Mammalian Meat Allergy Accompanied by Venom Allergy: A Review of 12 Cases
Cross-reactivities Between Venom and Red Meat allergy?
There has recently been an increase in mammalian meat allergy (MMA) in the Black Sea Region of Turkey. It has been associated with the expansion of tick populations.Tick bites appear to result in sensitization to the carbohydrate allergen galactose-alpha–1, 3-galactose, which is present in many types of mammalian meats. In this study, we have emphasized that Ixodes ricinus named tick type which is implicated in meat allergy, is found in domestic animals of Black Sea Region of Turkey. A new concept has been recently raized; suggesting that having an alpha-gal allergy is associated with an increased risk of sensitization to multiple venom spesific immunoglobulin (Ig) E. Our aim is to evaluate the clinical characteristics of adult patients with MMA and its relationship with insect sting reactions in Turkey. Patients referring to the allergy outpatient clinic with possible MMA were interviewed regarding reactions to a stinging insect. Demographic features and detailed histories of the patients were recorded.

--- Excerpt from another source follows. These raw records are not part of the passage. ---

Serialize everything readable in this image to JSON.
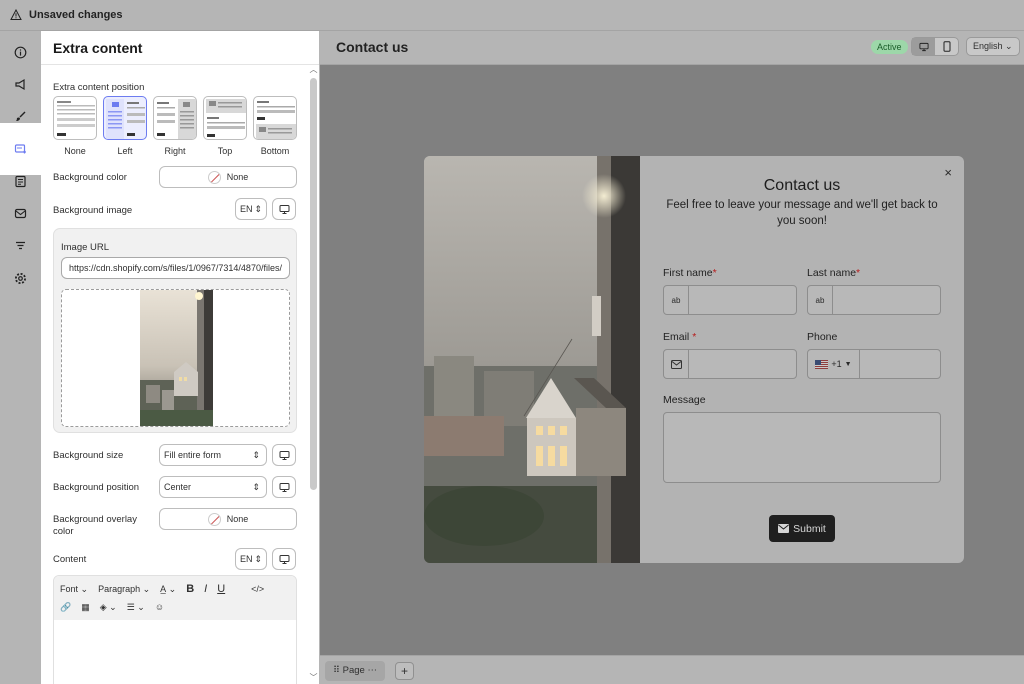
{
  "topbar": {
    "status": "Unsaved changes"
  },
  "rail": {
    "icons": [
      "info-icon",
      "megaphone-icon",
      "brush-icon",
      "extra-content-icon",
      "document-icon",
      "mail-icon",
      "filter-icon",
      "settings-icon"
    ]
  },
  "panel": {
    "title": "Extra content",
    "position_label": "Extra content position",
    "positions": [
      "None",
      "Left",
      "Right",
      "Top",
      "Bottom"
    ],
    "selected_position": "Left",
    "bg_color_label": "Background color",
    "bg_color_value": "None",
    "bg_image_label": "Background image",
    "lang_code": "EN",
    "image_url_label": "Image URL",
    "image_url": "https://cdn.shopify.com/s/files/1/0967/7314/4870/files/",
    "bg_size_label": "Background size",
    "bg_size_value": "Fill entire form",
    "bg_position_label": "Background position",
    "bg_position_value": "Center",
    "bg_overlay_label": "Background overlay color",
    "bg_overlay_value": "None",
    "content_label": "Content",
    "content_lang": "EN",
    "toolbar": {
      "font": "Font",
      "paragraph": "Paragraph"
    }
  },
  "canvas": {
    "title": "Contact us",
    "badge": "Active",
    "language": "English"
  },
  "form": {
    "title": "Contact us",
    "subtitle": "Feel free to leave your message and we'll get back to you soon!",
    "first_name": "First name",
    "last_name": "Last name",
    "email": "Email",
    "phone": "Phone",
    "phone_code": "+1",
    "message": "Message",
    "submit": "Submit",
    "required_mark": "*",
    "close": "×"
  },
  "bottombar": {
    "page": "Page",
    "add": "+"
  },
  "colors": {
    "accent": "#6d7cf0",
    "active_badge": "#9dd7a9",
    "submit_bg": "#1f1f1f"
  }
}
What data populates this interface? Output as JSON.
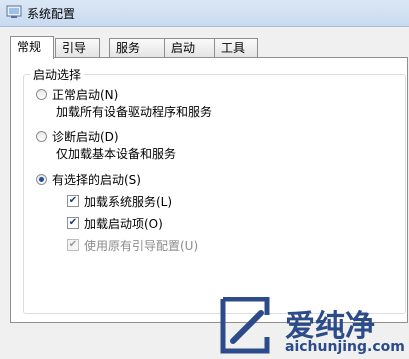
{
  "window": {
    "title": "系统配置",
    "icon": "system-config-icon"
  },
  "tabs": [
    {
      "label": "常规",
      "active": true
    },
    {
      "label": "引导",
      "active": false
    },
    {
      "label": "服务",
      "active": false
    },
    {
      "label": "启动",
      "active": false
    },
    {
      "label": "工具",
      "active": false
    }
  ],
  "startup_group": {
    "title": "启动选择",
    "options": [
      {
        "label": "正常启动(N)",
        "description": "加载所有设备驱动程序和服务",
        "selected": false
      },
      {
        "label": "诊断启动(D)",
        "description": "仅加载基本设备和服务",
        "selected": false
      },
      {
        "label": "有选择的启动(S)",
        "selected": true
      }
    ],
    "checkboxes": [
      {
        "label": "加载系统服务(L)",
        "checked": true,
        "enabled": true
      },
      {
        "label": "加载启动项(O)",
        "checked": true,
        "enabled": true
      },
      {
        "label": "使用原有引导配置(U)",
        "checked": true,
        "enabled": false
      }
    ]
  },
  "watermark": {
    "text": "爱纯净",
    "url": "aichunjing.com",
    "logo": "aichunjing-logo-icon",
    "color": "#2c4b8a"
  }
}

Skin prick test (SPT) with commercial beef extract and venom allergens, as well as prick to prick tests with raw beef and cooked beef were performed. Serum total IgE and beef meat specific IgE were measured. Of 50 interviewed patients, 12 patients (4 male [33,3%] and 8 female [66,6%]) had a history of venom hypersensitivity reaction. The mean age was 36.50±13.35 years (range:18–61). History of other allergic diseases was present in 8 (66.6%) patients. Both venom and meat allergy were confirmed with SPT or prick to prick tests in these 12 patients. Among these patients sensitization to honey bee venom was more frequent (83%). MMA and venom allergy are influenced by the same environmental exposures. We believe that there may be shared immunologic factors and similar antigens; making venom allergic patients more susceptible to MMA.